The vandalism troubled Otmar Kagerer, a local stonemason, enough that he and eight other members of his trade agreed to volunteer their time and skills to repair the damage.
Since then Mr. Kagerer, who is not Jewish, has learned firsthand about anti-Semitism and the strength to be gained from opposing it.
First, he began to receive telephone death threats at night. Then, in November, his workshop in eastern Berlin was attacked by intruders, who smashed 150 tombstones - $30,000 worth of uninsured show pieces.
"At first I was speechless when I saw the chaos in front of me," says Kagerer, running a hand through his thick, gray hair. "Only after the first shock, did I make the connection to the Jewish cemetery. It looked similar, the way the tombstones were lying about," he says, referring to the topsy-turvy appearance of many older Jewish graveyards.
Nobody claimed responsibility for the destruction. But the office was left untouched, indicating that it was not an attempted burglary. Kagerer says he felt very alone at that moment. The soft-spoken, broad-shouldered German had become a victim of an anti-Semitic crime.
There are 2,100 Jewish graveyards in Germany. In many parts of the country, they are are the only reminders of a proudly assimilated minority that Hitler's "Final Solution" nearly erased from German life during World War II.
In Berlin, the Jewish population today is less than a tenth of the 170,000 Jews who lived here before 1933 - despite a revival following immigration from the former Soviet Union in the past decade.
Since the late 1980s, the number of anti-Semitic crimes, including Holocaust denial - which is illegal in Germany - have quadrupled to a yearly average of about 800, according to Werner Bergmann, a sociologist at the Center for Anti-Semitism Research at Berlin's Technical University.
And only last week in Britain, a High Court judge ruled against historian David Irving. Mr. Irving, who claims that Hitler did not mastermind the mass slaughter of Jews, had brought a libel suit against an American professor who wrote a book that labeled him a "Holocaust denier." In his verdict, the judge called Irving "anti-Semitic and racist."
France, meanwhile, is due to publish a report today on Jewish assets seized between 1940 and 1944 by the Nazis and their French collaborators. The assets include bank accounts, gold, artwork, and real estate.
In Germany, some 10 percent of all right-wing crimes are classified as anti-Semitic. The rest are largely targeted against foreigners, who in contrast to Jews are a large and often conspicuous minority.
"Anti-semitism has a different structure than xenophobia because it deals with questions of reparations and German guilt," says Mr. Bergmann. "It's a personal opinion that people don't normally express," except in anonymous polls.
Research consistently classifies some 15 percent of the German population as anti-Semitic, with a higher percentage among older people.
Yet to Kagerer, it came as a surprise to learn that an elderly retiree was responsible for the death threats. In December, the man confessed and later offered an awkward, legalistically-worded apology.

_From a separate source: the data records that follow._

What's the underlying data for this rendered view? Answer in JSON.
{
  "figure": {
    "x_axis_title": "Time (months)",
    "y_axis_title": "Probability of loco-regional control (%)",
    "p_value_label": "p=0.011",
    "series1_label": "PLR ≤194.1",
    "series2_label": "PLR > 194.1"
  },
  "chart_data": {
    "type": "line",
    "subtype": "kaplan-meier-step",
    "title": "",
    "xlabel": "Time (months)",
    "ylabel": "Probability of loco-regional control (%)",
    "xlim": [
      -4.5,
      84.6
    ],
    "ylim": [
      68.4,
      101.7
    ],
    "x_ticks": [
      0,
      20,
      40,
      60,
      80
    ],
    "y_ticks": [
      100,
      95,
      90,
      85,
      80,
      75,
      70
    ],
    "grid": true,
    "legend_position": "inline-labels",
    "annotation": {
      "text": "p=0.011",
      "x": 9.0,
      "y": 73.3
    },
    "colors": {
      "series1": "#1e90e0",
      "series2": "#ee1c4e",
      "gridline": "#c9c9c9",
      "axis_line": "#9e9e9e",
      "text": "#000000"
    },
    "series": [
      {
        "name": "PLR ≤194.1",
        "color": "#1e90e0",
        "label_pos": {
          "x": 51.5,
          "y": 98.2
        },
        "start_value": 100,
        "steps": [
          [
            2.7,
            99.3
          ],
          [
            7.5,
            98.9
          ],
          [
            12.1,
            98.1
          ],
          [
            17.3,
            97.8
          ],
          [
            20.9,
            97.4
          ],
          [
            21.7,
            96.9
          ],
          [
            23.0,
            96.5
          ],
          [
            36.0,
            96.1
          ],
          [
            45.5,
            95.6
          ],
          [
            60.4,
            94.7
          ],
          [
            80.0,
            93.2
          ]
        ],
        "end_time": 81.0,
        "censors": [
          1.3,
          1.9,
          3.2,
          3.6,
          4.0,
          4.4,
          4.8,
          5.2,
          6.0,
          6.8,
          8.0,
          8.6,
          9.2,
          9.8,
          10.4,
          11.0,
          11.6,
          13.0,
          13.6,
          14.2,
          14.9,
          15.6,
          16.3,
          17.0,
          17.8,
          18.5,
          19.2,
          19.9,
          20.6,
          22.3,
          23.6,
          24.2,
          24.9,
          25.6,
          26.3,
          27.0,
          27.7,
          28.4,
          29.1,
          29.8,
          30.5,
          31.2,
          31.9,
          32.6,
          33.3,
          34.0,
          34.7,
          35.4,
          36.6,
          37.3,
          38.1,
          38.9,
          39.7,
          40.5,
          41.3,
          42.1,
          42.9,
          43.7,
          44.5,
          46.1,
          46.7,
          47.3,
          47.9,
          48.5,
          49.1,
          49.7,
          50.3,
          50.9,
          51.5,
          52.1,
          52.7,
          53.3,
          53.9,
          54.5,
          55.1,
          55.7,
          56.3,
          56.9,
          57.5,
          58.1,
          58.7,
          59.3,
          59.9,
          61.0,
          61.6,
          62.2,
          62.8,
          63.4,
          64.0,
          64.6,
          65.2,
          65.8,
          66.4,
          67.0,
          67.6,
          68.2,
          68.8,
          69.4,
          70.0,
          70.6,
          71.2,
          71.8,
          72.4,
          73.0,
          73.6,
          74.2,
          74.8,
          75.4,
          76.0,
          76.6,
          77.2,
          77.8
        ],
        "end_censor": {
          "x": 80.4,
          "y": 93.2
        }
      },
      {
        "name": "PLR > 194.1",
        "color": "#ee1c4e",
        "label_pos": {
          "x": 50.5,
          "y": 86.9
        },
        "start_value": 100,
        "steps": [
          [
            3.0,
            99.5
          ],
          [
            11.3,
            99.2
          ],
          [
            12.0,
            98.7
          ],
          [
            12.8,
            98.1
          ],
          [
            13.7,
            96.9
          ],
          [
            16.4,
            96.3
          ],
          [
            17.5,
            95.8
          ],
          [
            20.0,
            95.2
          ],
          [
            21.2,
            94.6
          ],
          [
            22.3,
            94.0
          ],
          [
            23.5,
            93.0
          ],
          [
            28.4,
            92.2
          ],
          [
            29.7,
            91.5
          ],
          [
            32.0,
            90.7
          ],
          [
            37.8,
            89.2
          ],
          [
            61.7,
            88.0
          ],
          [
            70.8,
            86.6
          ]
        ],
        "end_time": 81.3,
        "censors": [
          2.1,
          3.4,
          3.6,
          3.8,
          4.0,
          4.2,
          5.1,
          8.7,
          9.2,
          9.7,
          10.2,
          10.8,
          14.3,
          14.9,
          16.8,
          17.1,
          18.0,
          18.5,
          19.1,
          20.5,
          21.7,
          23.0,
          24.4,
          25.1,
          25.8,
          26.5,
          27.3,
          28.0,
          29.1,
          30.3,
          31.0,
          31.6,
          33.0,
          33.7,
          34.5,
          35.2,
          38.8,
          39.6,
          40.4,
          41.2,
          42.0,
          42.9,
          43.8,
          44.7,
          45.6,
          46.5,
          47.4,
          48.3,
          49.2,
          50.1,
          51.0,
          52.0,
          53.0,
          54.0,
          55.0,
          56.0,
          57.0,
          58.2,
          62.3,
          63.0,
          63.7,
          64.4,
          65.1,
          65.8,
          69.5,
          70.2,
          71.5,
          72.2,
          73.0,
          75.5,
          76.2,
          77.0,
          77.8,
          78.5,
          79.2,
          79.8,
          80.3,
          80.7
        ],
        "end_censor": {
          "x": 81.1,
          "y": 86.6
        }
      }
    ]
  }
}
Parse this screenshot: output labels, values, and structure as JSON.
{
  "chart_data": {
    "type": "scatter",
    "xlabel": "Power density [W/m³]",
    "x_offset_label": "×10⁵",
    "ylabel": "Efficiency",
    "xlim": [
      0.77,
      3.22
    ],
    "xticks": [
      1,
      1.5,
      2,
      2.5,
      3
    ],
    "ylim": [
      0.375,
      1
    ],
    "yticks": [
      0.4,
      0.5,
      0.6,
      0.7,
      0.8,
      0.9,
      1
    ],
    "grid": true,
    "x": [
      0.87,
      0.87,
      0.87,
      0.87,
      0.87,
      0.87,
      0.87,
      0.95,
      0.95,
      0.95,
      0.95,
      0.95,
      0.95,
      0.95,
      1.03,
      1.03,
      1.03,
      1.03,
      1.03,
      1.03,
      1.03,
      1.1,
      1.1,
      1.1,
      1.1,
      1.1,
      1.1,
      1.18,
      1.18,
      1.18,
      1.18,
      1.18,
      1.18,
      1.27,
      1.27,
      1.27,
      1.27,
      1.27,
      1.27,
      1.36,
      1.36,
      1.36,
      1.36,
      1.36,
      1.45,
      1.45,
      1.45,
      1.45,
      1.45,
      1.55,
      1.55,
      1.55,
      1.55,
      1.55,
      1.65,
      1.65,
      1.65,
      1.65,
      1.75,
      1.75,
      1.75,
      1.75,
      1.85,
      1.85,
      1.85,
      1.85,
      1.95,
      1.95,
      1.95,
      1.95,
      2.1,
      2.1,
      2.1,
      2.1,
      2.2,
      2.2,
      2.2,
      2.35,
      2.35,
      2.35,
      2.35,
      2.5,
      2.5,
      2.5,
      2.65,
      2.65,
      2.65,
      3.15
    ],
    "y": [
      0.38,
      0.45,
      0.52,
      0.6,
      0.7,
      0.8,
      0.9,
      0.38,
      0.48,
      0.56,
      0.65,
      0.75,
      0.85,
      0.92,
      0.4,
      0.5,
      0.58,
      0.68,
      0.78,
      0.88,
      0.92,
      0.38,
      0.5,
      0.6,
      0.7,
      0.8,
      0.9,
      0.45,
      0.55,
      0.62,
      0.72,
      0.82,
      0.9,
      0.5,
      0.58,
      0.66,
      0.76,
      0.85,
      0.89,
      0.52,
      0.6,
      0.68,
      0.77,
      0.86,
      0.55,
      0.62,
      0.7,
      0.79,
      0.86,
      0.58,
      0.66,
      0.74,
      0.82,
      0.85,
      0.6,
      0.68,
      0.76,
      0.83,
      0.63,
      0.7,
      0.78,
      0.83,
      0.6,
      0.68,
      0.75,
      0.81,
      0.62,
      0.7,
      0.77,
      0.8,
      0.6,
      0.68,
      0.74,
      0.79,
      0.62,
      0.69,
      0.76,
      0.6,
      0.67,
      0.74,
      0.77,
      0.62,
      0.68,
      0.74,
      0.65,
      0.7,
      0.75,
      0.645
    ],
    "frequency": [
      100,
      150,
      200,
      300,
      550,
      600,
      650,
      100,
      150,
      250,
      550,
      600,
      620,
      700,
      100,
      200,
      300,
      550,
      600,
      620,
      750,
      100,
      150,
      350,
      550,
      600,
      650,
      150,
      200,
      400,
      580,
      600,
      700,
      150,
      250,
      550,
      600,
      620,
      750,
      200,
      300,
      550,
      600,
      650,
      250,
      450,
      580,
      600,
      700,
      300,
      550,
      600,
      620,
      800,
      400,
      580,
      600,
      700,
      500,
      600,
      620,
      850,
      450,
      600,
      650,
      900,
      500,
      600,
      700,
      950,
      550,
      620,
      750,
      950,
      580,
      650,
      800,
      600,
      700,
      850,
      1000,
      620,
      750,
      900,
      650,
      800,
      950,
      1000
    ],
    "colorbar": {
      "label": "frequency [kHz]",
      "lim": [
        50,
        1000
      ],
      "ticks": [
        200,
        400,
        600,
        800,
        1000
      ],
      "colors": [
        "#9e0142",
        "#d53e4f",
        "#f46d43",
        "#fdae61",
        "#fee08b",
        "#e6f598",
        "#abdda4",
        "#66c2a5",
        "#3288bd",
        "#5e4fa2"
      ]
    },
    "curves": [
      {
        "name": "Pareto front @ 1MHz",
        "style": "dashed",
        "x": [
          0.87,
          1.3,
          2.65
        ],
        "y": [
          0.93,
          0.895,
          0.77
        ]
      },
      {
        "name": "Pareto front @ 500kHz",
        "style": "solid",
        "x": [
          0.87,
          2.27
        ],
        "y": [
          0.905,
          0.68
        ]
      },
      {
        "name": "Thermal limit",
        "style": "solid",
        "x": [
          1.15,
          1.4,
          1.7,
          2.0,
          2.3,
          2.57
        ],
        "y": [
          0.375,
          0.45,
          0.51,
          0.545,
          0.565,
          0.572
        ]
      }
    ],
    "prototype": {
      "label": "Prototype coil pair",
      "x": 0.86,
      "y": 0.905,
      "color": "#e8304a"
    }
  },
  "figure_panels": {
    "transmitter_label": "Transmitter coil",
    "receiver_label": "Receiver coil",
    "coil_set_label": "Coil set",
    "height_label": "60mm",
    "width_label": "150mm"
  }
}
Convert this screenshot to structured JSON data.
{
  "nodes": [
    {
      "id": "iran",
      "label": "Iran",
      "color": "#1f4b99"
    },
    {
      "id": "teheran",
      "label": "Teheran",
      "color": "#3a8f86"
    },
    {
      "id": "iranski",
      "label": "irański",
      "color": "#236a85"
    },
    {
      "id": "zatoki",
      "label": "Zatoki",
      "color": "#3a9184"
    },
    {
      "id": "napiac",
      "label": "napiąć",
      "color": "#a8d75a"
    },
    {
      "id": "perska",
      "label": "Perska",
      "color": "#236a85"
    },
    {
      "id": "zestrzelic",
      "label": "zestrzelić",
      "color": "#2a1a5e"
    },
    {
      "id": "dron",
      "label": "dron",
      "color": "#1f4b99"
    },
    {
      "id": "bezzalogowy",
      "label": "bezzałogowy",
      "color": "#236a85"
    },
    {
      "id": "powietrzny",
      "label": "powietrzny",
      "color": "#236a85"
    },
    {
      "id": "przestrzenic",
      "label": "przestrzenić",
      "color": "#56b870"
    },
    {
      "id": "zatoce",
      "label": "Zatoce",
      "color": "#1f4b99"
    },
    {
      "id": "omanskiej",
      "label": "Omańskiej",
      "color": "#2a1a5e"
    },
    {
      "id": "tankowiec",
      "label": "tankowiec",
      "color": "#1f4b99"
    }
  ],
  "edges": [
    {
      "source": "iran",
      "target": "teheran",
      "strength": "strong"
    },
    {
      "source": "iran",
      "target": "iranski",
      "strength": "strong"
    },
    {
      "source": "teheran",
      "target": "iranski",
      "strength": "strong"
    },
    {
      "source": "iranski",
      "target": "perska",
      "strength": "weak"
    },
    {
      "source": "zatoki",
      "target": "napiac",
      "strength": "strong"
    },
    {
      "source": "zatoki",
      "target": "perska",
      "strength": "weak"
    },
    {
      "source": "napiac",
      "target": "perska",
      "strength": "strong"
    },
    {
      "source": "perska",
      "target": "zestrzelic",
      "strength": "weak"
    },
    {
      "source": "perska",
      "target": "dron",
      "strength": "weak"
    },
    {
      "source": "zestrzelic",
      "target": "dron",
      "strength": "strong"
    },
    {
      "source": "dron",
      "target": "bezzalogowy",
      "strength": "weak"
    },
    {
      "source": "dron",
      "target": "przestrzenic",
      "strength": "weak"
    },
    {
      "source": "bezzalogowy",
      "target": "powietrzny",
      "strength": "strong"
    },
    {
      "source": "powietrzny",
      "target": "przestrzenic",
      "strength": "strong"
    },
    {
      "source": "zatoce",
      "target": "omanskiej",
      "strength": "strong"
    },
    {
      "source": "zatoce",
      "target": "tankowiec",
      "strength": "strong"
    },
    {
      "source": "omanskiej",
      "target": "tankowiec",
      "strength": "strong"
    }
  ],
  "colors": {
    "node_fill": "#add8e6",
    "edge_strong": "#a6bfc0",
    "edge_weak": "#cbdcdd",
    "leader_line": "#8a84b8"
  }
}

"I can't explain to myself that a man just a few years older than me could have so much against Jews," says the stonemason. "When we were growing up, there weren't any Jews."
Kagerer, who was raised in Communist East Germany, says that because the Jewish community was so minuscule, his contact with Judaism first came through the restoration of tombstones. "I became interested because of a feeling and my trade," he says. "The stones are witnesses of history. I began to learn about the rites and way of life, and how to write Hebrew script."
As religion in general was repressed under Communism, Kagerer says faith was not his guiding motivation for repairing the desecrated tombstones.
Rather, the "solidarity" with which he learned to overcome the daily challenges of Communism made him volunteer his efforts.
After Kagerer's workshop was vandalized, and he began checking his car regularly for bombs, he began to doubt whether his good deed had been worth the risk to his family's safety and the future of his business.
Yet as news of the vandalism spread, Kagerer found he was far from alone in his determination to take a personal stand against racism. A foundation for the victims of racist attacks came forward to lead a fundraising campaign that brought in far more money than the amount that Kagerer lost in destroyed gravestones.
This year, he and his wife will take their second-ever trip to Israel.
"When anti-Semitism appears, you must say it loudly. You can't solve the problem if you keep it under the covers," says Andreas Nachama, head of Berlin's Jewish Community. "You see what publicity does. There is a flip side to anti-Semitism: there are also the people who carry their heart in the right place."
Kagerer received his most recent phone threat in January. But he says he now receives many more calls from strangers voicing their support for him. The stonemason says he feels encouraged by the donations and outpouring of goodwill.
"I discovered that somehow our society is still intact," says Kagerer. "And in hindsight I'd say I did the right thing."